7 stars 2 forks source link

Can you help explain line 117~120 in GAIL_OppositeV4.py? #1

Closed alanyuwenche closed 3 years ago

alanyuwenche commented 3 years ago

Thanks for sharing. Can you help explain line 117~120 in GAIL_OppositeV4.py?

    a1_loss = torch.FloatTensor([0.0])
    for t in range(T):
        a1_loss = a1_loss + fake_reward * log_pi_a1_list[t]
    a1_loss = -a1_loss / T

I tried your code on MountainCar-v0, that is why I ask this question. These two environments should be very similar, including box observation and discrete actions. I have struggled more than 2 weeks, however, the car still can’t reach goal position in 200 iterations. Thanks in advance.

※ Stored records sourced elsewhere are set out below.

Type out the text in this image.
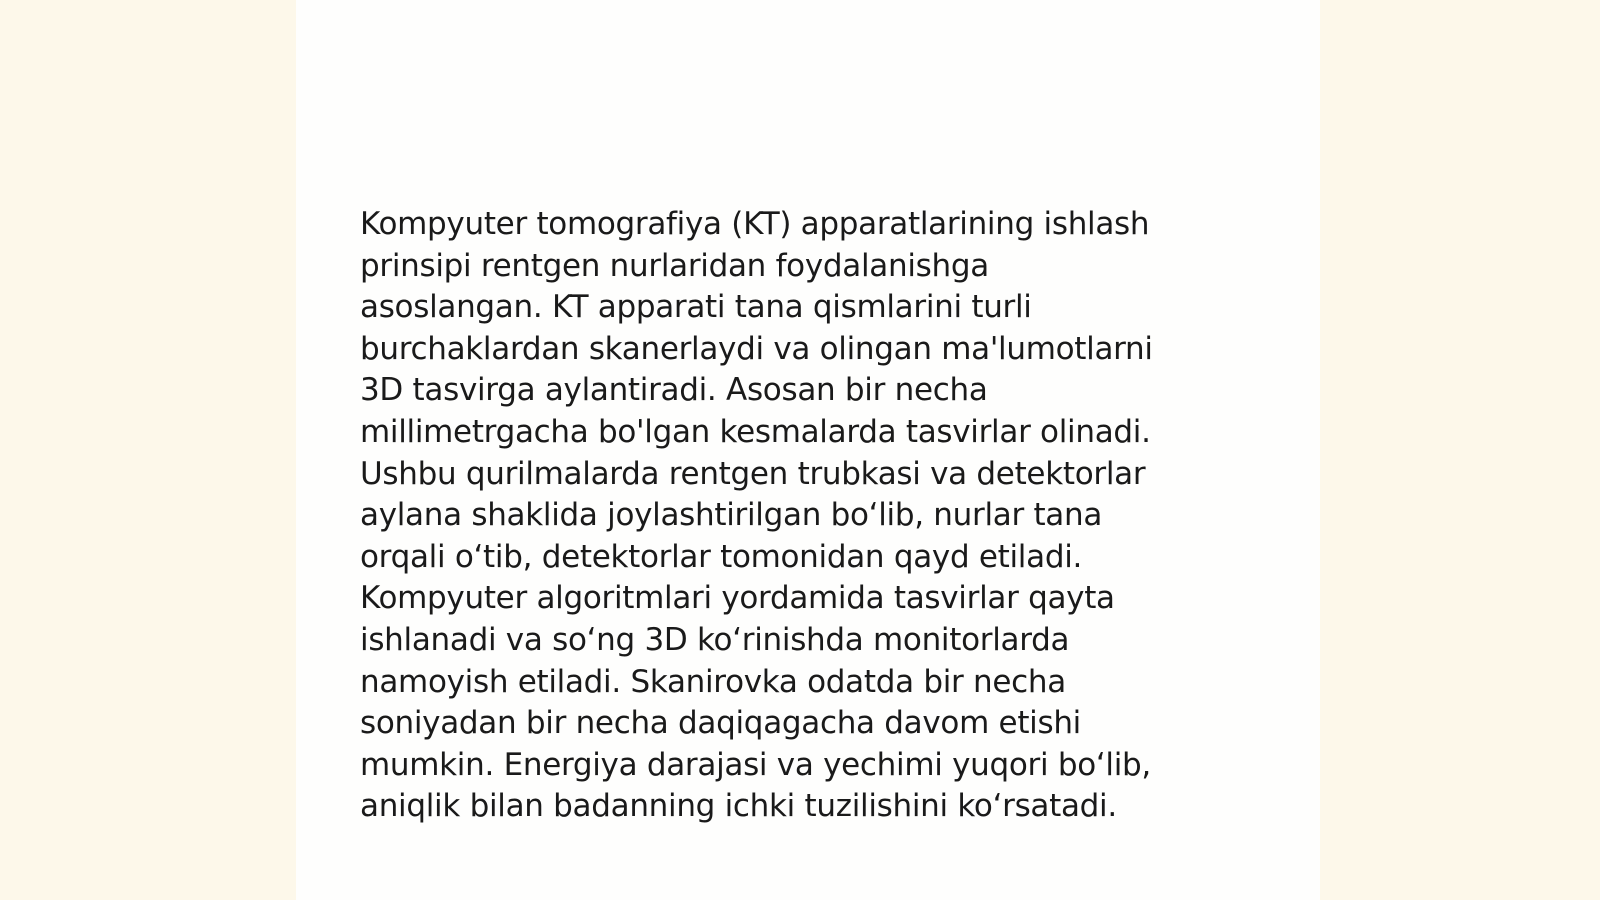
Kompyuter tomografiya (KT) apparatlarining ishlash
prinsipi rentgen nurlaridan foydalanishga
asoslangan. KT apparati tana qismlarini turli
burchaklardan skanerlaydi va olingan ma'lumotlarni
3D tasvirga aylantiradi. Asosan bir necha
millimetrgacha bo'lgan kesmalarda tasvirlar olinadi.
Ushbu qurilmalarda rentgen trubkasi va detektorlar
aylana shaklida joylashtirilgan bo‘lib, nurlar tana
orqali o‘tib, detektorlar tomonidan qayd etiladi.
Kompyuter algoritmlari yordamida tasvirlar qayta
ishlanadi va so‘ng 3D ko‘rinishda monitorlarda
namoyish etiladi. Skanirovka odatda bir necha
soniyadan bir necha daqiqagacha davom etishi
mumkin. Energiya darajasi va yechimi yuqori bo‘lib,
aniqlik bilan badanning ichki tuzilishini ko‘rsatadi.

Bigpig4396 commented 3 years ago

We say the expert behavior is 'exp', learnt behavior is 'real', if 'real' is quite alike 'exp', we believe it is imitating well. If you input 'real' to discriminator, it will output '1' if good imitated or '0' if imitation is bad. So this is the fake_reward, fake_reward = disc('real'). So fake_reward is like a weight to actor loss, if well imitated, loss = log_pi, the 'real' behavior is reinforced. Otherwise, fake_reward is 0, means it does not want to learn current 'real', because it is bad.

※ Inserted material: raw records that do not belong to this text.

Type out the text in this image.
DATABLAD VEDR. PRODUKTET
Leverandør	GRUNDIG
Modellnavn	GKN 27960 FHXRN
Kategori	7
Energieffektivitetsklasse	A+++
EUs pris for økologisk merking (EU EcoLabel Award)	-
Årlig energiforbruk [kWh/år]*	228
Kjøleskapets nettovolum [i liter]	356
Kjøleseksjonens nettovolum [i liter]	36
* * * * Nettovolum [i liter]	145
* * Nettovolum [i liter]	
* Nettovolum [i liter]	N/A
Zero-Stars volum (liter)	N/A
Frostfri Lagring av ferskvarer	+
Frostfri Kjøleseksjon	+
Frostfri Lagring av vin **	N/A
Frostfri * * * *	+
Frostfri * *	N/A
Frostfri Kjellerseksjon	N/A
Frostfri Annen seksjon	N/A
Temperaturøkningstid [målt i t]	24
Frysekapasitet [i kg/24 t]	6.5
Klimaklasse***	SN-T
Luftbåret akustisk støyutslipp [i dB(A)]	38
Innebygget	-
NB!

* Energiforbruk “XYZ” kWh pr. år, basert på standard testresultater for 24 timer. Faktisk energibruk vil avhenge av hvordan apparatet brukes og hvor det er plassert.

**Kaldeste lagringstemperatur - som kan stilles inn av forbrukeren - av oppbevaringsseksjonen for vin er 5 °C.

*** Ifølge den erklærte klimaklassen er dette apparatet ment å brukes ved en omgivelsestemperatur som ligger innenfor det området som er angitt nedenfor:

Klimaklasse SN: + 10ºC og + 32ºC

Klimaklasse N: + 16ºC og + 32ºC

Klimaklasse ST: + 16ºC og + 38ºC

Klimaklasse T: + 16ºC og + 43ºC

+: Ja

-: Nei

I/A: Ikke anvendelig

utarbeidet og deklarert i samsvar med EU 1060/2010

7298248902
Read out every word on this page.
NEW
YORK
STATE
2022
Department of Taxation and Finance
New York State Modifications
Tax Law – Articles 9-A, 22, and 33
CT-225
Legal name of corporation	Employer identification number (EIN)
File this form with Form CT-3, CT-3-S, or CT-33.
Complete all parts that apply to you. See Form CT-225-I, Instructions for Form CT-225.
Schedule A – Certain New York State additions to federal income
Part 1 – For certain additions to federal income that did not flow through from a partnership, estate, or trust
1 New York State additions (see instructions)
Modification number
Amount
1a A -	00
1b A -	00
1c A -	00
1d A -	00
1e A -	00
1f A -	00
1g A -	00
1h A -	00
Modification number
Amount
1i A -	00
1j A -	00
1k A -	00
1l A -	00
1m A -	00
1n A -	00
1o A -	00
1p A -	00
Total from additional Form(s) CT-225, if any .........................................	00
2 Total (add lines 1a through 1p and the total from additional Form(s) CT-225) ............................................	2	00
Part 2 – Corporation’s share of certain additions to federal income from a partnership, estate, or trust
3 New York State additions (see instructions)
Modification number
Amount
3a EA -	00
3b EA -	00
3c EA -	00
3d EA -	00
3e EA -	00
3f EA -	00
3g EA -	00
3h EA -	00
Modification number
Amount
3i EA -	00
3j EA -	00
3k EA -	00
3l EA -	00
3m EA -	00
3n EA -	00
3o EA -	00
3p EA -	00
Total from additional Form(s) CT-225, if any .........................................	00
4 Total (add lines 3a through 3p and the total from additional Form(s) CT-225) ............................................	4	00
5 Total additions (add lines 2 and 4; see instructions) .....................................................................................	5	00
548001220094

Bigpig4396 commented 3 years ago

GAIL is not something reinforcement learning, you should first run some other RL algorithm on your environment with discrete action space to learn on your problem. After that, you will get a trajectory of state and action. GAIL is used to mimicry such trajectory, not learning from scratch.

alanyuwenche commented 3 years ago

Thanks for your reply. I would check the code again.